Torino, 5 febbraio 2020 – A Chieri c’è un palazzo che venne ristrutturato a fondo dai proprietari nella seconda metà del ‘400: si tratta di casa Bertone, che ancora oggi conserva uno splendido soffitto dipinto con figure grottesche o allegoriche estremamente vivaci.
Tra i tanti particolari, rimessi in luce recentemente da una accurata pulitura, c’è questo animale fantastico che sembra a metà tra cavallo e uomo: la cosa buffa è che gli arti dell’equino sono antropomorfi, e difatti la creatura sembra guardarsi un po’ stupita le mani.
Cosa ci ha colpiti di questa figura? beh, prima di tutto che l’artista si sia evidentemente divertito a raffigurare in modo letterale il sinonimo con cui allora si indicavano gli anteriori dei cavalli, che nei testi dell’epoca sono appunto indicati come “mani” (e piedi i posteriori).
Poi che le orecchie del semi-cavallo sembrino un po’ più corte del dovuto, e ci siamo ricordati di un termine desueto che indicava giusto in quei secoli i cavalli cui erano stati tagliati i padiglioni auricolari: indovinate quale?
Bertone, curiosamente: che è per l’appunto il nome della famiglia che possedeva il palazzo.
L’usanza crudele di tagliare le orecchie, praticata almeno sino al XVII secolo, aveva solamente scopi estetici, non c’era nemmeno la pallida scusante di una qualche supposta utilità pratica o conseguenza positiva: in alcuni testi antichi viene ricordata come maniera di far sembrare i cavalli così conciati come provenienti dalla Francia ma era frequente anche per i cavalli tedeschi (e ci viene in mente il taglio della coda, o inglesatura, di fine ‘800 e inizio ‘900) , in altri come modo per ovviare alle orecchie tenute cascanti.
Addirittura abbiamo trovato un libro dove si suggeriva la finta bertonatura, che consisteva nel cucire le orecchie del malcapitato cavallo su se stesse per farle sembrare tagliate, e chi ha scritto il testo si raccomanda di usare un filo di colore intonato al mantello della vittima.
La misura giusta per questo scempio? come un’orecchio d’orso, all’incirca, e si vede che era una informazione comune e condivisa.

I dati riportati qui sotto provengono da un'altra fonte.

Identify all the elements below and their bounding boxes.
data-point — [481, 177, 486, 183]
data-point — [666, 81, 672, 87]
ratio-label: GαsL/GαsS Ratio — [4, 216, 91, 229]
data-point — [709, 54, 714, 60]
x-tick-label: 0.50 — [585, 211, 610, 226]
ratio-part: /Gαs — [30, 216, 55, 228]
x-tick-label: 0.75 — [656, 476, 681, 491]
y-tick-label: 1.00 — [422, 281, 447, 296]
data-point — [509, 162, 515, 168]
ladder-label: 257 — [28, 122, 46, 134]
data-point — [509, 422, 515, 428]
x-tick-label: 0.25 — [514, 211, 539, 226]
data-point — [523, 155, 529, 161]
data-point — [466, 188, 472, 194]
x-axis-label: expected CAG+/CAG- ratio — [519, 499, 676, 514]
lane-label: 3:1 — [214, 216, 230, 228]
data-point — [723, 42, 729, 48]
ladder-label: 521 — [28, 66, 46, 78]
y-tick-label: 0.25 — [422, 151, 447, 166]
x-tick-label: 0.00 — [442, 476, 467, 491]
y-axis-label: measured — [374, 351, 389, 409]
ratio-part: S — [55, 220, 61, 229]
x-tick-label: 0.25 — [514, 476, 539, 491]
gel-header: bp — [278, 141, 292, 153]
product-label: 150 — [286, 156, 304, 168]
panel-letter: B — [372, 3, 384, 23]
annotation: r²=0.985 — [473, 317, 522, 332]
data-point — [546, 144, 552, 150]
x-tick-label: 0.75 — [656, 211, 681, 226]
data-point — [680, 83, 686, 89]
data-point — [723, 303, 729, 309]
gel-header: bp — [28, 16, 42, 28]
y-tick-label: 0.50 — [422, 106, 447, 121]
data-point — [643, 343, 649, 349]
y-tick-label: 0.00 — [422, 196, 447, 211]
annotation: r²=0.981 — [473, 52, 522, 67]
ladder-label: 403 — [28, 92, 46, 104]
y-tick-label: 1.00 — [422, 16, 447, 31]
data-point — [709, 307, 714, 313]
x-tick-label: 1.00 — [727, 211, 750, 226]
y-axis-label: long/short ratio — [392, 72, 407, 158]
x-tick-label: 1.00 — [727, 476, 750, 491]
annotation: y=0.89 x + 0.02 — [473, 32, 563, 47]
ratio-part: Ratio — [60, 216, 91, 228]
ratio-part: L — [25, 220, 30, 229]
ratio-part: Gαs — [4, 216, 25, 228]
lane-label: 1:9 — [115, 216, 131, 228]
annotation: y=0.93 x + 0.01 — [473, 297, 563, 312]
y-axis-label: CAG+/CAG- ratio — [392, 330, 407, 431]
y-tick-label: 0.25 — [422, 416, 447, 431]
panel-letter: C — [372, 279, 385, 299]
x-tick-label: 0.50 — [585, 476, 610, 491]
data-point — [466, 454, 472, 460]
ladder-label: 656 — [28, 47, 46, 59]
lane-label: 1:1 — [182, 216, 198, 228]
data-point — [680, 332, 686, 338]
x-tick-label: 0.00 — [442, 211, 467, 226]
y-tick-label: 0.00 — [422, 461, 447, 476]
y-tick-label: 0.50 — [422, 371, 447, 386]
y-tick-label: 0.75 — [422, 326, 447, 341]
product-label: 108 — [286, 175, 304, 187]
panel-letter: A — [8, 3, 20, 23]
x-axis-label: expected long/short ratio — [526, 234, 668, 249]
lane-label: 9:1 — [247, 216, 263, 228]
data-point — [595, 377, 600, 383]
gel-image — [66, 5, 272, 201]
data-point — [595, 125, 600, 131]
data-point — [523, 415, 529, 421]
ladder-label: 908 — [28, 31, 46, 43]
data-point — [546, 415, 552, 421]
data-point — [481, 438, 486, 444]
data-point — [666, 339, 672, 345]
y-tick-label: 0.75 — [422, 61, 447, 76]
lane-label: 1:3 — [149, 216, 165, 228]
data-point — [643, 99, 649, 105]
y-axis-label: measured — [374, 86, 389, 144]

Altrove si raccomanda di prestare attenzione dopo questa nefanda operazione a togliere e mettere la testiera, che il poveretto sarebbe stato sensibile ad ogni contatto, bontà sua, come pure di utilizzare un collare per tenerlo alla posta in scuderia invece della usuale capezza.
Ma comunque anche i cavalli più pregiati correvano il rischio di subire questa menomazione: come quello raffigurato in una stampa antica recentemente andata all’asta e che apparteneva a Jaqueline Kennedy Onassis, ora acquistata dalla Galleria degli Uffizi.
Che volete fare: oggi la curiosità ci ha fatto galoppare un po’ di qua e di là, come puledri appena liberati nel paddock in una giornata di vento teso e fresco.